Natureza Morta com Hortênsias e Frutas (Still Life with Hydrangeas and Fruit) - Margaret Olley
Coleção privada
Óleo sobre placa - 67x90 - 1999
Blue and white china was one of Margaret Olley's many passions and it appeared with increasing regularity in her still life paintings. Sometimes she painted a solitary jug collected on one of her many journeys overseas and amassed with cut flowers and at other times, such as in Plumbago, c.2000 (private collection), she would depict an entire kitchen scene replete with her cluttered collection as a celebration of the humble tableware. Still Life with Hydrangeas and Fruit, c. 1999 features a particular jug, which appears in numerous works from this period. A tall fluted receptacle with pleasing vertical blue lines and a robust handle it is both ordinary and beautiful in its intrinsic humbleness. It is the same jug depicted in Habour view, Bottlebrush and Kelim, c. 1999 (private collection). Both works are views from the same room and incorporate another of Olley's favoured formal devices, the window onto the world beyond which also acts as a source of natural light illuminating the scene before us.

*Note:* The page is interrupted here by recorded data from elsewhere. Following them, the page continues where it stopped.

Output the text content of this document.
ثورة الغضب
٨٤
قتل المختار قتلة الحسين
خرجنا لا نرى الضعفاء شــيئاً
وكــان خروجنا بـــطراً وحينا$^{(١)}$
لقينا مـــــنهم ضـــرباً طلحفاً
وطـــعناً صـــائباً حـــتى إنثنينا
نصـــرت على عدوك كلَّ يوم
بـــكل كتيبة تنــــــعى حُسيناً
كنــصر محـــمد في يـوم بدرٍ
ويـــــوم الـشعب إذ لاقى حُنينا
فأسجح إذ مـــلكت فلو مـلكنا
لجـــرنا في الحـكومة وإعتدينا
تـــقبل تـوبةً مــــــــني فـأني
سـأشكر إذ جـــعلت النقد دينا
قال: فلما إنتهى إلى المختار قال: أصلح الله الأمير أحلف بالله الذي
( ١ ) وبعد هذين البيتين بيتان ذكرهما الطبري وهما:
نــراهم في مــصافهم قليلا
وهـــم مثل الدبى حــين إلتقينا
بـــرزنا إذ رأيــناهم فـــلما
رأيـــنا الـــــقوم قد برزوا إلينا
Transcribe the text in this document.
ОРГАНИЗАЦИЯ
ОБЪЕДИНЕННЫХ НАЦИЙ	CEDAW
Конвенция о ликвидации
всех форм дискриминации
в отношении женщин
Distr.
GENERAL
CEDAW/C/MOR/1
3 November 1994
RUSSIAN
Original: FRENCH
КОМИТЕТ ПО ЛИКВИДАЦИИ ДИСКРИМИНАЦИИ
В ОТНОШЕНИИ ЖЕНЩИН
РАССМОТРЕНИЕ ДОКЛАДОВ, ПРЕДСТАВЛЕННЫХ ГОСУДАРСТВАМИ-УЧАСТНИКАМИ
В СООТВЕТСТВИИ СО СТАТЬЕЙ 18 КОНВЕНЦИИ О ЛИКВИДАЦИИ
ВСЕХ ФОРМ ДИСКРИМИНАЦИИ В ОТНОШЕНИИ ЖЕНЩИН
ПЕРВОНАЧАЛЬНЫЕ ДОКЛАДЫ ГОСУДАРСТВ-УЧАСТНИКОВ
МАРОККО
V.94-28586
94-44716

In 1998 Olley travelled to London to view the Pierre Bonnard exhibition at the Tate Gallery and in the following year she had a solo show in London featuring works clearly inspired by the French master of the ambient still life. Doubtless Olley would have spent hours absorbed in these works including the La Fenêtre, 1925 (Tate Britain) and directly following this she painted a series of still life between 1999 - 2001, which featured a sash window looking out onto Sydney Harbour. The simple white compote of limes and plate with bone handled knife atop a linen cloth is another homage to Bonnard and before him Cézanne whose works she had viewed at the Barnes Foundation in Philadelphia on another occasion. In Still Life with Hydrangeas and Fruit, c. 1999 not only has Olley paid homage to her beloved French painters she has also made her own characteristic interpretation of the great European tradition of nature morte painting.